Job Priority

OUTLINE

 

Introduction

The Slurm scheduler works much like many other schedulers by simply applying a priority number to a job. To see all jobs with associated priorities one can use:

$ squeue -o "%.18i %Q %.9q %.8j %.8u %.10a %.2t %.10M %.10L %.6C %R" | more

How is the priority of a job determined?

There are a few factors which determine this value. The command sprio -w will show you the current factors being used along with the associated weights. For TigerGPU:

$ sprio -w
  JOBID PARTITION   PRIORITY    SITE        AGE  FAIRSHARE    JOBSIZE  PARTITION        QOS
  Weights                          1       1000      10000      10000       1000       8000

Let us try to explain what each component tries to do.

AGE - this is an increasing value which increments as a job which is ready to run sits in the queue waiting for resources. It will increment for a maximum time of 10 days which is a configurable limit.

FAIRSHARE - this gets complicated but is basically a measure of how much the user and or group has been using the cluster over the past 30 days. See the "sshare -l" command for actual values where the LevelFS is used as a multiplier to either boost or decrement the actual value given past usage.

JOBSIZE - this is basically the number of cores requested such that more cores give higher priority. Why this is important is because wide jobs would be starved if not given a higher priority and smaller jobs can then be backfilled as resources are waiting to be freed.

QOS - use the qos command to see the various weights for the quality of service the job is using. This is based almost entirely on the time requested. And in most cases those jobs requesting shorter times are given the highest priority here.

Using the command (all on one line):

$ watch -n 30 -d 'squeue --start --format="%.7i %.7Q %.7q %.15j %.12u %.10a %.20S %.6D %.5C %R" --sort=S --states=PENDING | egrep -v "N/A" | head -20'

One can then watch the top jobs waiting to run and begin to see how this works. In many instances you will find lower priority jobs which will run before higher priority ones. This is all due to the requested resources, when they will free, and the decisions the scheduler is making in this regard. This is also why having an accurate representation of the time limit is so important. Better fitting of jobs and more accurate scheduling can happen as the actual time specified becomes more accurate for all jobs.
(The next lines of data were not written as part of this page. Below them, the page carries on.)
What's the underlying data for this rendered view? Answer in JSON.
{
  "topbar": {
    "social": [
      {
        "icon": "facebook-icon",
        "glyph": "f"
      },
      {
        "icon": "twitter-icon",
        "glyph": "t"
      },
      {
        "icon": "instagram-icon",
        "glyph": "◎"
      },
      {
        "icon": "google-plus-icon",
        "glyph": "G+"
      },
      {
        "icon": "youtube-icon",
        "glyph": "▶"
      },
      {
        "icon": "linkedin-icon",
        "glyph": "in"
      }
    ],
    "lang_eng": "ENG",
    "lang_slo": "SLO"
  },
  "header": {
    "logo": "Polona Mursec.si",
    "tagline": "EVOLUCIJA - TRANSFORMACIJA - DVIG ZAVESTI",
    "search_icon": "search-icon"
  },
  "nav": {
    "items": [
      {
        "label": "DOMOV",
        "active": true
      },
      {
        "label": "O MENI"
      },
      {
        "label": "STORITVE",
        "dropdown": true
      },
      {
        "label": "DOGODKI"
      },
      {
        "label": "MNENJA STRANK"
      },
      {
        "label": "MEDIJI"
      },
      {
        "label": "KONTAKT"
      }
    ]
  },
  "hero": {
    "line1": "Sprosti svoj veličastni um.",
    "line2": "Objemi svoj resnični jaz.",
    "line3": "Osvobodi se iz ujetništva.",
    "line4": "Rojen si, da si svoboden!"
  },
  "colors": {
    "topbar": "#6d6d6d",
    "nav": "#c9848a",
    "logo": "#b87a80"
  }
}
Run the following command to see how many shares your group has as well as your fairshare value: 

$ sshare

To see the fairshare value of each user with a running or queued job use this command (all on one line):

$ join -1 4 -2 2 -o 2.7,1.4 <(squeue | sort -k 4) <(sshare -a | awk 'NF>=7' | grep -v class | sort -k 2) | sort -r | uniq | cat -n

When running jobs remember to only request what you need.

 

When will my jobs start running?

To get an estimate of the start time of your jobs use this command:

$ squeue -u $USER --start

Note that this command will only report on pending jobs. It will ignore running jobs.

 

What are the meanings of the values in NODELIST (REASON)?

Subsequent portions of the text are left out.